A study from the University of Missouri, involving almost 900 young adults surveyed during the coronavirus pandemic, found that over 40% believed it would be worse to gain 25 pounds (11 kilograms) during quarantine than to be infected with COVID-19.
Which means that almost half of the participants would prefer to contact a potentially deadly virus than to gain weight.
That is why the decision by Pinterest to ban all weight loss related ad’s is a positive step towards promoting body acceptance among social media users.
The National Eating Disorders Association partenerd with the social networking site to update its policy as searches for healthy eating, healthy lifestyle and fitness tips grew within the past year.
The social media giant that reportedly has 478 million monthly active users announced that it would be banning all ads with language and imagery around weight loss as part of a mission to tackle poor body image.

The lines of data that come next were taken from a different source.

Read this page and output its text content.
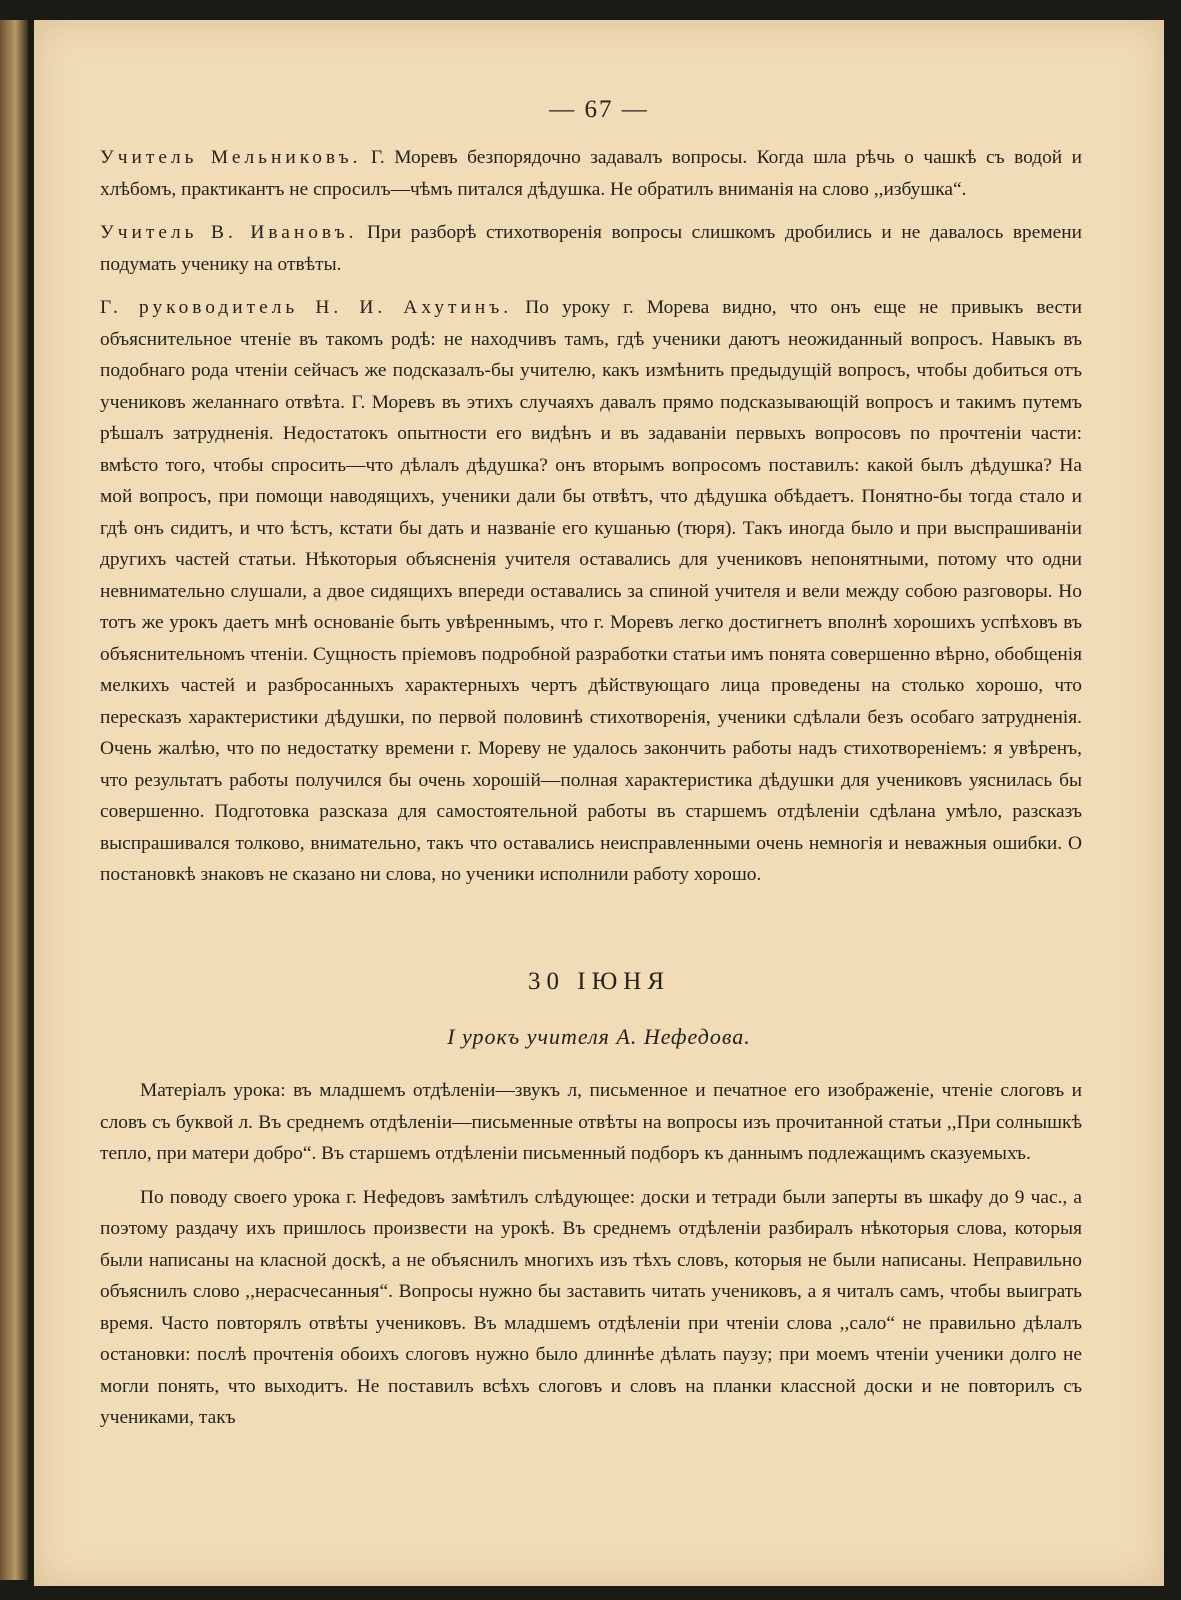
— 67 —

Учитель Мельниковъ. Г. Моревъ безпорядочно задавалъ вопросы. Когда шла рѣчь о чашкѣ съ водой и хлѣбомъ, практикантъ не спросилъ—чѣмъ питался дѣдушка. Не обратилъ вниманія на слово ,,избушка“.

Учитель В. Ивановъ. При разборѣ стихотворенія вопросы слишкомъ дробились и не давалось времени подумать ученику на отвѣты.

Г. руководитель Н. И. Ахутинъ. По уроку г. Морева видно, что онъ еще не привыкъ вести объяснительное чтеніе въ такомъ родѣ: не находчивъ тамъ, гдѣ ученики даютъ неожиданный вопросъ. Навыкъ въ подобнаго рода чтеніи сейчасъ же подсказалъ-бы учителю, какъ измѣнить предыдущій вопросъ, чтобы добиться отъ учениковъ желаннаго отвѣта. Г. Моревъ въ этихъ случаяхъ давалъ прямо подсказывающій вопросъ и такимъ путемъ рѣшалъ затрудненія. Недостатокъ опытности его видѣнъ и въ задаваніи первыхъ вопросовъ по прочтеніи части: вмѣсто того, чтобы спросить—что дѣлалъ дѣдушка? онъ вторымъ вопросомъ поставилъ: какой былъ дѣдушка? На мой вопросъ, при помощи наводящихъ, ученики дали бы отвѣтъ, что дѣдушка обѣдаетъ. Понятно-бы тогда стало и гдѣ онъ сидитъ, и что ѣстъ, кстати бы дать и названіе его кушанью (тюря). Такъ иногда было и при выспрашиваніи другихъ частей статьи. Нѣкоторыя объясненія учителя оставались для учениковъ непонятными, потому что одни невнимательно слушали, а двое сидящихъ впереди оставались за спиной учителя и вели между собою разговоры. Но тотъ же урокъ даетъ мнѣ основаніе быть увѣреннымъ, что г. Моревъ легко достигнетъ вполнѣ хорошихъ успѣховъ въ объяснительномъ чтеніи. Сущность пріемовъ подробной разработки статьи имъ понята совершенно вѣрно, обобщенія мелкихъ частей и разбросанныхъ характерныхъ чертъ дѣйствующаго лица проведены на столько хорошо, что пересказъ характеристики дѣдушки, по первой половинѣ стихотворенія, ученики сдѣлали безъ особаго затрудненія. Очень жалѣю, что по недостатку времени г. Мореву не удалось закончить работы надъ стихотвореніемъ: я увѣренъ, что результатъ работы получился бы очень хорошій—полная характеристика дѣдушки для учениковъ уяснилась бы совершенно. Подготовка разсказа для самостоятельной работы въ старшемъ отдѣленіи сдѣлана умѣло, разсказъ выспрашивался толково, внимательно, такъ что оставались неисправленными очень немногія и неважныя ошибки. О постановкѣ знаковъ не сказано ни слова, но ученики исполнили работу хорошо.

30 ІЮНЯ
І урокъ учителя А. Нефедова.

Матеріалъ урока: въ младшемъ отдѣленіи—звукъ л, письменное и печатное его изображеніе, чтеніе слоговъ и словъ съ буквой л. Въ среднемъ отдѣленіи—письменные отвѣты на вопросы изъ прочитанной статьи ,,При солнышкѣ тепло, при матери добро“. Въ старшемъ отдѣленіи письменный подборъ къ даннымъ подлежащимъ сказуемыхъ.

По поводу своего урока г. Нефедовъ замѣтилъ слѣдующее: доски и тетради были заперты въ шкафу до 9 час., а поэтому раздачу ихъ пришлось произвести на урокѣ. Въ среднемъ отдѣленіи разбиралъ нѣкоторыя слова, которыя были написаны на класной доскѣ, а не объяснилъ многихъ изъ тѣхъ словъ, которыя не были написаны. Неправильно объяснилъ слово ,,нерасчесанныя“. Вопросы нужно бы заставить читать учениковъ, а я читалъ самъ, чтобы выиграть время. Часто повторялъ отвѣты учениковъ. Въ младшемъ отдѣленіи при чтеніи слова ,,сало“ не правильно дѣлалъ остановки: послѣ прочтенія обоихъ слоговъ нужно было длиннѣе дѣлать паузу; при моемъ чтеніи ученики долго не могли понять, что выходитъ. Не поставилъ всѣхъ слоговъ и словъ на планки классной доски и не повторилъ съ учениками, такъ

“A lot of people are facing challenges related to body image and mental health, particularly as we’re emerging from COVID restrictions,” said Sarah Bromma, the company’s head of policy in a statement.
“People are now feeling added pressure to rejoin their social circles in person for the first time in a year,” she added.
This comes after their research found that 41% of Brits say they feel pressure to get ‘summer body ready’ – a figure that rises to 78% among Gen Z.
Their data also shows a movement towards body neutrality, – accepting your body for what it does rather than worrying about what it looks like – with searches for ‘body neutrality’ up by 500% while searches for ‘body acceptance quotes’ are up by seven times the previous norm.
Elizabeth Thompson, the Interim CEO for the US National Eating Disorders Association, said: ”The National Eating Disorders Association (NEDA) applauds Pinterest for taking a leadership position as the first platform to prohibit all ads with weight-loss language and imagery.
‘NEDA is encouraged by this necessary step in prioritizing the mental health and wellbeing of Pinners, especially those impacted by diet culture, body shaming, and eating disorders.
‘We are hopeful this global policy will encourage other organizations and companies to reflect on potentially harmful ad messages and to establish their own working policies that will create meaningful change,’ said Thompson.
It will be interesting to see if any of the other popular social networking sites will join Pinterest as the team is encouraging other companies to take on a similar pledge.